Bedar was granted a pension by the Indian government after Indian independence in 1947. However, the monthly pension of 400 rupees was hardly enough to support his family as the cost of living increased over the years. Even with the additional money he earned as a soothsayer, life was a constant struggle.

Bedar lived a life marked by depression, spending most of his time reading holy books and composing poetry. Occasionally, he would go out dressed in splendid sherwanis, twirling a majestic cane, and holding a rose in a pathetic attempt to imitate the princes and nobles of the Mughal era.

“Poverty, fear and lack of resources pushed him to the brink,” recalled Sultana Begum.

Sultana Begum’s life

She ran a tea stall and made women’s garments for a living but hardly made any money.

Now, she survives on a pension of 6,000 rupees ($69) per month—barely enough to support herself and her unmarried daughter, Madhu Begum, who lives with her.

Domestic workers in Kolkata can earn more than that.

Though living on next to nothing in a slum, she pursued big dreams.

She wanted the Red Fort

She went to court, seeking possession of the Red Fort.
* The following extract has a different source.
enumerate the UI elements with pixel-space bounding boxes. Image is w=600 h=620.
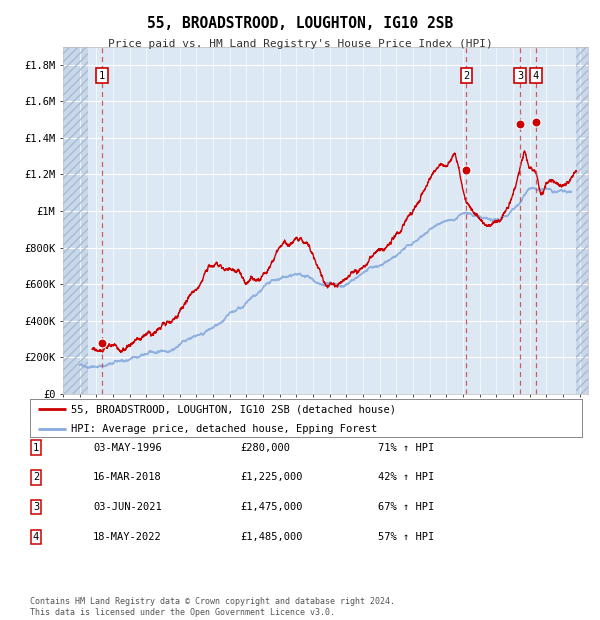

Built by the Mughal emperor Shah Jahan, who also created the Taj Mahal, the Red Fort is now a World Heritage Site owned by the Indian government. But she claimed its ownership as it had once belonged to Bahadur Shah, her husband’s great-grandfather.

The Delhi High Court rejected Sultana’s petition as a “gross waste of time”, reported Al Jazeera in March 2021. The court questioned why Bahadur Shah’s descendants had not brought a similar case in the 150 years since his exile.

But Sultana Begum did not abandon hope. “I hope that today, tomorrow or in 10 years, I will get what I’m entitled to,” she said. “God willing, I will get it back … I’m certain justice will happen,” reported Al Jazeera.

Four years later, Sultana Begum still languishes in poverty.

“I don’t know how we get by,” she was quoted as saying by India.com in a report on March 13. “My other daughters and their families are struggling too, so they can’t help us,”  said the mother of six living with her unmarried daughter, Madhu Begum.

Her plight is sometimes reported by the media in search of a story and noted by human rights advocates wanting to help others, but that has not lifted her from poverty. The Mughal’s widow still lives on less than a domestic worker can earn in Kolkata. It’s hard, irrefutable proof that former princely families can be paupers in modern, democratic India.